While the CAP theorem was a significant insight into the tradeoffs in distributed systems, it also led to a lot of confused expectations and cop-outs. At a high level, the CAP theorem states that a distributed system cannot simultaneously guarantee consistency, availability, and partition tolerance. As a result, many came to believe that they would have to choose either available, partition-tolerant tools (like NoSQL DBs) or consistent, partition-tolerant tools (like NewSQL DBs). Unfortunately, this turns out to be a bit of a false choice, since there is a significant amount of nuance to availability and consistency beyond black-and-white guarantees. In Bailis et al’s “Highly Available Transactions: Virtues and Limitations,” we get the chance to dig a bit deeper into specific features and signatures of consistency and availability that can be implemented, as well as a clear delineation of the ones that are (and are not) mutually exclusive.

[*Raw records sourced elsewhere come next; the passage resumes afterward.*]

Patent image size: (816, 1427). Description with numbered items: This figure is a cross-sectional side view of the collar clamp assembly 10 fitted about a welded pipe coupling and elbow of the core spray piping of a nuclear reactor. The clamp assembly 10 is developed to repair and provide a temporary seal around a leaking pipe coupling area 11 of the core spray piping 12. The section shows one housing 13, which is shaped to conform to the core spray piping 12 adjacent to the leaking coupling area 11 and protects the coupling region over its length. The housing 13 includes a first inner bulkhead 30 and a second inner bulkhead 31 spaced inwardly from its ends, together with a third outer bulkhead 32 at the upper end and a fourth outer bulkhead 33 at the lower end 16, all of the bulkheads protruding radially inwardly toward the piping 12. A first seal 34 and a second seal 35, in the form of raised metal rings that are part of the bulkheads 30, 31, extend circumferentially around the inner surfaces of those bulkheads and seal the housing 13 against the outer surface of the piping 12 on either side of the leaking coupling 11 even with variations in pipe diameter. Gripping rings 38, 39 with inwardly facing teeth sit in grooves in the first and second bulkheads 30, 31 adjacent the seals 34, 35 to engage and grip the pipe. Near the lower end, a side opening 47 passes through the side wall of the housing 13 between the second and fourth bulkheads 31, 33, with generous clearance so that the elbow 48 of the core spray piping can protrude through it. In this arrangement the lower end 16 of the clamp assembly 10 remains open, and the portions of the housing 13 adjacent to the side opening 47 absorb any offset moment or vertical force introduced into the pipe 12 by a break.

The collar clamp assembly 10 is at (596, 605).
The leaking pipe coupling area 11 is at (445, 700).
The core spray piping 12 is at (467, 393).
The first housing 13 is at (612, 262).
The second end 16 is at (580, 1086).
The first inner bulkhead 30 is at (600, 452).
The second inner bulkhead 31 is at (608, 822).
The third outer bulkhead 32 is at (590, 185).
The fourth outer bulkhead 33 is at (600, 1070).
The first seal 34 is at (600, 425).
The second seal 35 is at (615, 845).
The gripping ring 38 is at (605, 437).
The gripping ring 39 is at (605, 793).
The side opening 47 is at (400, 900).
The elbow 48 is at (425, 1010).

For instance, availability can mean different things depending on whether the distributed system allows for “stickiness” (e.g. allowing clients to stick to servers that can in turn cache reads and writes – this was a feature we saw in the Facebook papers), and depending on the nature of the transactions. With sticky availability, we’re guaranteed a response for every execution; assuming we have that, sticky transactional availability ensures we either always commit or else internally abort. For replica availability, we’re guaranteed to get a replica for every data item we want to read or write to, and assuming we have that, transactional availability ensures we either always commit or else internally abort.
Transactional Semantics and Isolation Levels
I appreciated that the authors frame the discussion in terms of transactional semantics and specific isolation levels. These are not only easier for me to reason about, they also enable a pretty clear-cut set of definitions that can be used to specify tradeoffs very precisely. Namely, HAT can guarantee: no dirty writes, no dirty reads, item cut isolation, predicate cut isolation, monotonic atomic views, monotonic reads and writes, Lamport’s “happens-before” relation, and eventual consistency. If the HAT is sticky available, we can also guarantee read your writes, the illusion of serialization, and causal consistency.
On the other hand, HAT cannot guarantee the prevention of lost updates or write skew (cycles), linearizability, strong serializability, or F>1 fault tolerance.
Chicken and Egg
There is perhaps one downside of couching the conversation about what is “good enough” in context of existing applications’ satisfactory compromises between availability and consistency. The authors write, “…our inability to provide serializability in arbitrary HATs appears non-fatal for practical applications.” One interpretation of this (and the one that the authors seem to be implying) is that the absence of serializability guarantees isn’t a real hinderance to practical applications. However, another way to interpret this is that the only kinds of applications that are currently practical are the ones that can get by without serializability guarantees.
Much like Bailis’ earlier probabilistically-bounded staleness paper, what I like about this paper is that it takes a very practical approach to examining the specific, precise tradeoffs between different features of distributed systems. As such, it not only clarifies what specifically it is unreasonable to expect inside a single distributed system, but also about the combinations of features we should be able to expect as consumers. There may be no free lunch, but there’s brunch all day.